Two cigarette factories facing closure
The cigarette factories in Plovdiv and Stara Zagora may be shut down due to the excise duty jump from 2008, the chairman of Podkrepa's trade union section in the enterprise in Stara Zagora, Radoslav Bonev, told the Pari daily.Increasing the tax by EUR 11 will halt production in the factories, because the lower-class cigarettes that they manufacture will become unsalable. The trade unions support an increase in the excise by EUR 9.6 but the finance ministry insists on a higher rate, Bonev said. The parliamentary budget committee decided that the duty should rise to BGN 37 per 1,000 cigarettes plus 35% of the retail price. That will affect mainly the cheap cigarettes.
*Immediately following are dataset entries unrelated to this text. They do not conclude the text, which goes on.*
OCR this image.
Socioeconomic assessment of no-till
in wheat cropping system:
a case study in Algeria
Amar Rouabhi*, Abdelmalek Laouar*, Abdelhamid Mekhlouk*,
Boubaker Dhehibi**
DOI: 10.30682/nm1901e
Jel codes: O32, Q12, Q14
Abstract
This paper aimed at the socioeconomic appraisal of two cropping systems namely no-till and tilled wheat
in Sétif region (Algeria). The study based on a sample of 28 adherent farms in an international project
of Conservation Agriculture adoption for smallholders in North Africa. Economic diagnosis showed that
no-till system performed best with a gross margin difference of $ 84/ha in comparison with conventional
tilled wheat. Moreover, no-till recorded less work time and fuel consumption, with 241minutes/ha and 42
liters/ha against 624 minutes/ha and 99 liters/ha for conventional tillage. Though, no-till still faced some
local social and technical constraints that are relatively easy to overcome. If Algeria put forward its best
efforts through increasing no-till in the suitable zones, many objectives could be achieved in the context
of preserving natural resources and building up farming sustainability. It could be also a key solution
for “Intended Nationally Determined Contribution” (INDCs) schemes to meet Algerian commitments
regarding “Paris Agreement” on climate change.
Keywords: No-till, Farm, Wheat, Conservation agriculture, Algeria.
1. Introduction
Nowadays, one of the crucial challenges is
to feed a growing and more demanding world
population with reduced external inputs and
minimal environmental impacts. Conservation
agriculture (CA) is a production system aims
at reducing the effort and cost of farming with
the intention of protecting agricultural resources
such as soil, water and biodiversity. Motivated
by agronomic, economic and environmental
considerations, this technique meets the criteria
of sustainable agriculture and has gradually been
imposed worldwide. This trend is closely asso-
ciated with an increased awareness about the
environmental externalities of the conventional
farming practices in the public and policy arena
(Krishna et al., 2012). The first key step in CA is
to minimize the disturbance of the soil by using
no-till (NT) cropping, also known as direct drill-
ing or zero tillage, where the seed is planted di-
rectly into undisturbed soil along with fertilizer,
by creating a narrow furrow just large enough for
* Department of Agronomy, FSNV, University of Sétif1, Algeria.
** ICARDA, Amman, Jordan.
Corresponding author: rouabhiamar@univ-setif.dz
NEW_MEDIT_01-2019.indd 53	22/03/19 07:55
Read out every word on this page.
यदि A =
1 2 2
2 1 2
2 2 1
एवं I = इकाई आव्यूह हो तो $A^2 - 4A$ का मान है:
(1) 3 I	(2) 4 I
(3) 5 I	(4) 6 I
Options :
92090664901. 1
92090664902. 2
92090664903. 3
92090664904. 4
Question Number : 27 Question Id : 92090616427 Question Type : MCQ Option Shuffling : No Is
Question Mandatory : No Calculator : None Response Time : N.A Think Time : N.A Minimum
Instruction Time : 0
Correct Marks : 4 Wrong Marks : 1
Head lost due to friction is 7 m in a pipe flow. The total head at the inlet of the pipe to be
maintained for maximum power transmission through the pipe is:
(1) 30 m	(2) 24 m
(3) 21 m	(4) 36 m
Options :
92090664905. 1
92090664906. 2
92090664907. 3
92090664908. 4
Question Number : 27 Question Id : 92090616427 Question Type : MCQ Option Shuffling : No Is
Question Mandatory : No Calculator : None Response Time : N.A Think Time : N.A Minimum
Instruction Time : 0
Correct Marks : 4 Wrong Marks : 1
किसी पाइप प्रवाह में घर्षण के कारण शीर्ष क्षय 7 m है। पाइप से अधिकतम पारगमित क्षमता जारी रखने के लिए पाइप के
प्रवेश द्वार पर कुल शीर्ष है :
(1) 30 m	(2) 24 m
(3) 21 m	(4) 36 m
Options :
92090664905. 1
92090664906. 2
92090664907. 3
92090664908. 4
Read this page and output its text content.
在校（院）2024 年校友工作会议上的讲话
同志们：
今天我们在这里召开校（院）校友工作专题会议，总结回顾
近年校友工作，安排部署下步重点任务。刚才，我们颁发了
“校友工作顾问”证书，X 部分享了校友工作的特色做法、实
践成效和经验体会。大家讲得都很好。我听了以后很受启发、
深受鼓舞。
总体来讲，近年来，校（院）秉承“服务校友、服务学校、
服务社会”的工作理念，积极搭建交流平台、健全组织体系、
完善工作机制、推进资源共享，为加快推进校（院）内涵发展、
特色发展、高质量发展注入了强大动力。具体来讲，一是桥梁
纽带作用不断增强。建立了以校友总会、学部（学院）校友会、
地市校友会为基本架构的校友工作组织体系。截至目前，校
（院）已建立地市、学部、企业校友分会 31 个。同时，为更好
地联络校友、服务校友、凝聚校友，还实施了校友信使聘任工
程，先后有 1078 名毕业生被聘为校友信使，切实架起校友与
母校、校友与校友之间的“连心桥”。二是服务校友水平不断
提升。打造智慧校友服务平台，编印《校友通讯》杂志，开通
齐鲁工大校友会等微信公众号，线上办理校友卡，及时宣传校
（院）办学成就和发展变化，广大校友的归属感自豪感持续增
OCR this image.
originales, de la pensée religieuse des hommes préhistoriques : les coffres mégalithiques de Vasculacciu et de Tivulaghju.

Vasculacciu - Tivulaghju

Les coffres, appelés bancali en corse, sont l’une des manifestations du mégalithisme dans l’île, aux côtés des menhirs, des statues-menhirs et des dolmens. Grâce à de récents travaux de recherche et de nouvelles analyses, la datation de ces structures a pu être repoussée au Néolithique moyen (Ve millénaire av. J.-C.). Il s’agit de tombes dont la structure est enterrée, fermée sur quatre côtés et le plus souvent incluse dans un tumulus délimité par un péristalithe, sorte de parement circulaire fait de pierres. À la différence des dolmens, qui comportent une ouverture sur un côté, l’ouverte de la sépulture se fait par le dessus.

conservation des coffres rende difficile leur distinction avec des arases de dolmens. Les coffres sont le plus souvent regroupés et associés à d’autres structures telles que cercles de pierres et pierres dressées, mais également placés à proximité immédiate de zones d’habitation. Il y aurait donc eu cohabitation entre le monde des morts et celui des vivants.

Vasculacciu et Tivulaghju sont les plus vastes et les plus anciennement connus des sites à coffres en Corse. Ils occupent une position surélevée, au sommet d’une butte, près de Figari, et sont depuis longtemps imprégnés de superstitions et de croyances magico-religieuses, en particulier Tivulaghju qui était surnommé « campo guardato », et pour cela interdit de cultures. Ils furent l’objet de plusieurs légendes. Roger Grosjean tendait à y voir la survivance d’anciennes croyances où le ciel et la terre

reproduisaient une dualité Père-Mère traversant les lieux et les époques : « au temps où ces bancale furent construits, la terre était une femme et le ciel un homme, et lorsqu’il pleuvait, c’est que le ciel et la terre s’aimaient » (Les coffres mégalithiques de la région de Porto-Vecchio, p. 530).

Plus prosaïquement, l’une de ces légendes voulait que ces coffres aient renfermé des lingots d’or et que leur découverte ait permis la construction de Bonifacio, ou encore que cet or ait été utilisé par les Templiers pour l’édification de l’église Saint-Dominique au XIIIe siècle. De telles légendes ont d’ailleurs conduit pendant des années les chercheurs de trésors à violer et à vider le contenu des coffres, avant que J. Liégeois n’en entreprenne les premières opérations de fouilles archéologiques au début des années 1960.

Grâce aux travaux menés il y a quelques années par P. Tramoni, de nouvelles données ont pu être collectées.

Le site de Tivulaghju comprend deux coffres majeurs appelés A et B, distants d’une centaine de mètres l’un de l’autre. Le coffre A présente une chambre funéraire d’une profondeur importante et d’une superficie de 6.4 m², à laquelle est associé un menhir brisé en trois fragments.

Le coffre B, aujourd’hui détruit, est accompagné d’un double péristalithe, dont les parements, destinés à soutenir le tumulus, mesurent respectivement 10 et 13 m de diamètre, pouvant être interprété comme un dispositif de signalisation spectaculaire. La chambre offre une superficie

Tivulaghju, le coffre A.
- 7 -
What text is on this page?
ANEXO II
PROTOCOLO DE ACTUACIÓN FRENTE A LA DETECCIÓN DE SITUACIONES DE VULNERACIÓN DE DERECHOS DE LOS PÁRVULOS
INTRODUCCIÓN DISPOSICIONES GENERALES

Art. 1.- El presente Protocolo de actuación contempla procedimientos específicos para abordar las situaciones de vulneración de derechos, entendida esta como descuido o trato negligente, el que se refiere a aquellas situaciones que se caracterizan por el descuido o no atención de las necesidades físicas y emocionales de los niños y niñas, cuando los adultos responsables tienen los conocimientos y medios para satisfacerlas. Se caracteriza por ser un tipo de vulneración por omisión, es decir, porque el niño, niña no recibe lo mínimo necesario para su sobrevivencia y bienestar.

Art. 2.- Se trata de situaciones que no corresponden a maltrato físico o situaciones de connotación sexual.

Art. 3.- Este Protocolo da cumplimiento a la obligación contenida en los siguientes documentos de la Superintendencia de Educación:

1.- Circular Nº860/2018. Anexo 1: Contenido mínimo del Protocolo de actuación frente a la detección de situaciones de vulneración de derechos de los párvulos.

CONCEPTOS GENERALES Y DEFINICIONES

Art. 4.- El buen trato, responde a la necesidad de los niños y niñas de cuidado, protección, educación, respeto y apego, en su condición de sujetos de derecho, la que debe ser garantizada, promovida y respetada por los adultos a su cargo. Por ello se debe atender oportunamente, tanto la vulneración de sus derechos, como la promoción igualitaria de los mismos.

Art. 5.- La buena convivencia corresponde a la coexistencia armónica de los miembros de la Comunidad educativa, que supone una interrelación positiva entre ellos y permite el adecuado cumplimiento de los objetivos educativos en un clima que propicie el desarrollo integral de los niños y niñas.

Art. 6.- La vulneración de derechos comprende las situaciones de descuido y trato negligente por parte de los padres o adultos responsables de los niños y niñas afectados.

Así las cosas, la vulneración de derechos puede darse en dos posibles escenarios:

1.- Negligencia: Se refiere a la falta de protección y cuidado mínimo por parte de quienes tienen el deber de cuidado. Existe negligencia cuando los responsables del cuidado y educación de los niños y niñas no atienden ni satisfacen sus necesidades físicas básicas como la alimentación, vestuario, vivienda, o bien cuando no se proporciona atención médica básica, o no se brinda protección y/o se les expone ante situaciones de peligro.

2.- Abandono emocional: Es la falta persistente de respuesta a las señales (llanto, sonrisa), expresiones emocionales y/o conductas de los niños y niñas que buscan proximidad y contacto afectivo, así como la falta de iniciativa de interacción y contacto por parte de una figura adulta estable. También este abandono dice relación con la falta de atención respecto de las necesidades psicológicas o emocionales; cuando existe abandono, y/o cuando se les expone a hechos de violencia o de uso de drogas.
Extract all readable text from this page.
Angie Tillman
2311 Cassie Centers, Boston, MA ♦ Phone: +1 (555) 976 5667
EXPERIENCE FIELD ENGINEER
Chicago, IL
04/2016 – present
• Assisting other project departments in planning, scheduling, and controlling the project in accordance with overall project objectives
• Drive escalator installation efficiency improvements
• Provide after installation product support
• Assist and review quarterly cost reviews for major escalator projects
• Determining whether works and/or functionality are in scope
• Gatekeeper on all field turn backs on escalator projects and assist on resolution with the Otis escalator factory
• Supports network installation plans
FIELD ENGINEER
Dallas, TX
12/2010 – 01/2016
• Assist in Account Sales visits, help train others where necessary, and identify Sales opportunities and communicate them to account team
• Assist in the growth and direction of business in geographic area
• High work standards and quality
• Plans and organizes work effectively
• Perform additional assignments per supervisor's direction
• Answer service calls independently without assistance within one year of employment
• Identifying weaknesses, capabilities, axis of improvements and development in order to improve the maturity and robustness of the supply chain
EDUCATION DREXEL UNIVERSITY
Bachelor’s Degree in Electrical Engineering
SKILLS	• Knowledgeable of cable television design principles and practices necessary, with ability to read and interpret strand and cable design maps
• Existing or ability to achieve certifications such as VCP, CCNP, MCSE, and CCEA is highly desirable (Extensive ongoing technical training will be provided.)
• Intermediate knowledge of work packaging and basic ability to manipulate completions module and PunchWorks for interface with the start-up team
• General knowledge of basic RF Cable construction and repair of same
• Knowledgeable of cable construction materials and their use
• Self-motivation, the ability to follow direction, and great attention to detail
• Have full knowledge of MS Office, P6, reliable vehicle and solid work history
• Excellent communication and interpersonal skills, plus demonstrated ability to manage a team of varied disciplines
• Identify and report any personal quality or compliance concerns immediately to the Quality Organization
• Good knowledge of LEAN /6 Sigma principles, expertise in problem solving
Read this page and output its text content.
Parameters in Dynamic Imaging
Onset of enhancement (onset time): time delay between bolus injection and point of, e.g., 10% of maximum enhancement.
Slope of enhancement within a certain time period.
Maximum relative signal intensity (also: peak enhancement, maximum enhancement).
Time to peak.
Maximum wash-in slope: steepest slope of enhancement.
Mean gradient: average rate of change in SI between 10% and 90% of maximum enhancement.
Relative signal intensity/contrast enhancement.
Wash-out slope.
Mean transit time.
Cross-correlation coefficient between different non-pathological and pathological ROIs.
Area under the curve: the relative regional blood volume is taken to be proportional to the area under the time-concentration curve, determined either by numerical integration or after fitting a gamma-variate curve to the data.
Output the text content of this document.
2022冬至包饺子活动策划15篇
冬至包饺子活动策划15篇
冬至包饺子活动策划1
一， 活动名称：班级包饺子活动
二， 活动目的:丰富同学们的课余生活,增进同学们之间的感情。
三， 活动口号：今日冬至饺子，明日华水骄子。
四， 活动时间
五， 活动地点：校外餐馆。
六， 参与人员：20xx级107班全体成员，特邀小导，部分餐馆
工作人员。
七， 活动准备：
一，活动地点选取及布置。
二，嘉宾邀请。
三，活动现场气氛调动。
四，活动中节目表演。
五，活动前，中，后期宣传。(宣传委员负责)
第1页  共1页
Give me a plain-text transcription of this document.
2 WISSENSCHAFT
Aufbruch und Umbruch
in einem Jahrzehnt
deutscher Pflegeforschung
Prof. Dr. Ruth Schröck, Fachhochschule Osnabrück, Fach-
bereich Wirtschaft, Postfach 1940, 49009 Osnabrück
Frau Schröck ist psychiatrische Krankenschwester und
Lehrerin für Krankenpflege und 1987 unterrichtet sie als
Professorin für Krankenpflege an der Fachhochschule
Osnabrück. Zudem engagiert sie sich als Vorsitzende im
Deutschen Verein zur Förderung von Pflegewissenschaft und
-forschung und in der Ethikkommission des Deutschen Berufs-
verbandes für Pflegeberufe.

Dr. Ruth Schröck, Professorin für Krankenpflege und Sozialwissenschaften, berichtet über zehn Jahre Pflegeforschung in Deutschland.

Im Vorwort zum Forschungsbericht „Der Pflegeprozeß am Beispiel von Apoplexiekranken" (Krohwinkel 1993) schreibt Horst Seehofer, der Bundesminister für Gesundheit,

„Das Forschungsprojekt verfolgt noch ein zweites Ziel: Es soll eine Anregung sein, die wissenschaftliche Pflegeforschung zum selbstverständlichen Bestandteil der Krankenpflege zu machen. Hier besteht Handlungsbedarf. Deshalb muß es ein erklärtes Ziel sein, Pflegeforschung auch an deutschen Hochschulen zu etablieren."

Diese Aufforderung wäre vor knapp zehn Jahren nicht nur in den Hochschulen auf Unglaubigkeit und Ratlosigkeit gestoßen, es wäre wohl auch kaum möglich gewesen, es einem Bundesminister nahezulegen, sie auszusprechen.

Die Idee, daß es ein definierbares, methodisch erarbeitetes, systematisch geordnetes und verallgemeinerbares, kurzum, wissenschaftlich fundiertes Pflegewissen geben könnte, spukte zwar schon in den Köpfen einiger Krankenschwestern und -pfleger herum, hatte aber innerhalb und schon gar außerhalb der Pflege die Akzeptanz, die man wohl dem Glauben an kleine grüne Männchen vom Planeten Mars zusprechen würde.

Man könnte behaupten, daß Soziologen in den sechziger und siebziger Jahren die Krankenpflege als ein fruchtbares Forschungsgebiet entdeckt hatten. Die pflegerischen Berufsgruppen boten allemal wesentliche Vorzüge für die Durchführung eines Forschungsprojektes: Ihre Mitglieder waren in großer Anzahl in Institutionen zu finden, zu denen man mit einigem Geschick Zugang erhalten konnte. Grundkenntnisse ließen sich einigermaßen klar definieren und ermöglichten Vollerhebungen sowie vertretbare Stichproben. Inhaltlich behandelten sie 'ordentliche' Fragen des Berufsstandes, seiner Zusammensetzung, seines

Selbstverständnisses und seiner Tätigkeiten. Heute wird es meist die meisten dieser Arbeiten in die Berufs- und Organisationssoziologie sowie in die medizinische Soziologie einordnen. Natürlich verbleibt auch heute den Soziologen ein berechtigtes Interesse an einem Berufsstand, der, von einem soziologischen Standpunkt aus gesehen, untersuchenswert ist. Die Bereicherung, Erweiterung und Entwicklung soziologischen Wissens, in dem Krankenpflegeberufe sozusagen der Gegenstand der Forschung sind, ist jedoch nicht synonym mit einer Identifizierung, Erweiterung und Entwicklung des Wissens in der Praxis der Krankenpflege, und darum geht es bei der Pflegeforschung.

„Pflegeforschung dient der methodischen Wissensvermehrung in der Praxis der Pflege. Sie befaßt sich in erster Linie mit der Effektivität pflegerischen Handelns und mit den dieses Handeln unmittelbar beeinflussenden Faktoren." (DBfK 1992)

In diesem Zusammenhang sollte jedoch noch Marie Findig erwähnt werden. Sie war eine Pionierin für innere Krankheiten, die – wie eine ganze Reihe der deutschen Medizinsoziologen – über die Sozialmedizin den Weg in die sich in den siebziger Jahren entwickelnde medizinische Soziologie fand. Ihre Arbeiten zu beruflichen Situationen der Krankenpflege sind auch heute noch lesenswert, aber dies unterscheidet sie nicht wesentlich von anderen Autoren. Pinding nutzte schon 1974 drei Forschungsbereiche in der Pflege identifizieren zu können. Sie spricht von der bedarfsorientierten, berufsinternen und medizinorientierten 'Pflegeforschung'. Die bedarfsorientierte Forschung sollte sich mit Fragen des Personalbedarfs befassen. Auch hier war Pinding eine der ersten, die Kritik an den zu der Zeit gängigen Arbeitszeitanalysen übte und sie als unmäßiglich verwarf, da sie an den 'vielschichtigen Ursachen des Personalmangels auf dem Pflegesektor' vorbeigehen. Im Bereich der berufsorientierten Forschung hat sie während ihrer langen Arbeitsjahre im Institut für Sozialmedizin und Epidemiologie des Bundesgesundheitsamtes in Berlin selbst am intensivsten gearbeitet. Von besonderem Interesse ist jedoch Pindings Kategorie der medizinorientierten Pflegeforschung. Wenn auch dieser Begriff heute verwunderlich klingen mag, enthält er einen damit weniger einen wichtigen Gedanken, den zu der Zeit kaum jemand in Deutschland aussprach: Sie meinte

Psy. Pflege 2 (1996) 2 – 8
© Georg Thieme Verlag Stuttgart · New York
Sofia loses three billion levs in case of an earthquake
Sofia's losses in case of an earthquake of a higher magnitude will amount to an average of 2.5 billion- 3 billion US dollars, data of the World Bank (WB) show. The information was announced by Evgeni Gurenko during the National Round Table for Management of Catastrophic Risks.Sofia should put aside some 30 million US dollars a year to be ready to cope with such a cataclysm. They should be deposited in a special pre-event reserve fund which to be used in case of a calamity to restore the city's normal life as quick as possible, the bank's assessments show.According to the WB, the governments from the Balkan region have no more than 1% to 2% of readiness to cope with possible disaster damages.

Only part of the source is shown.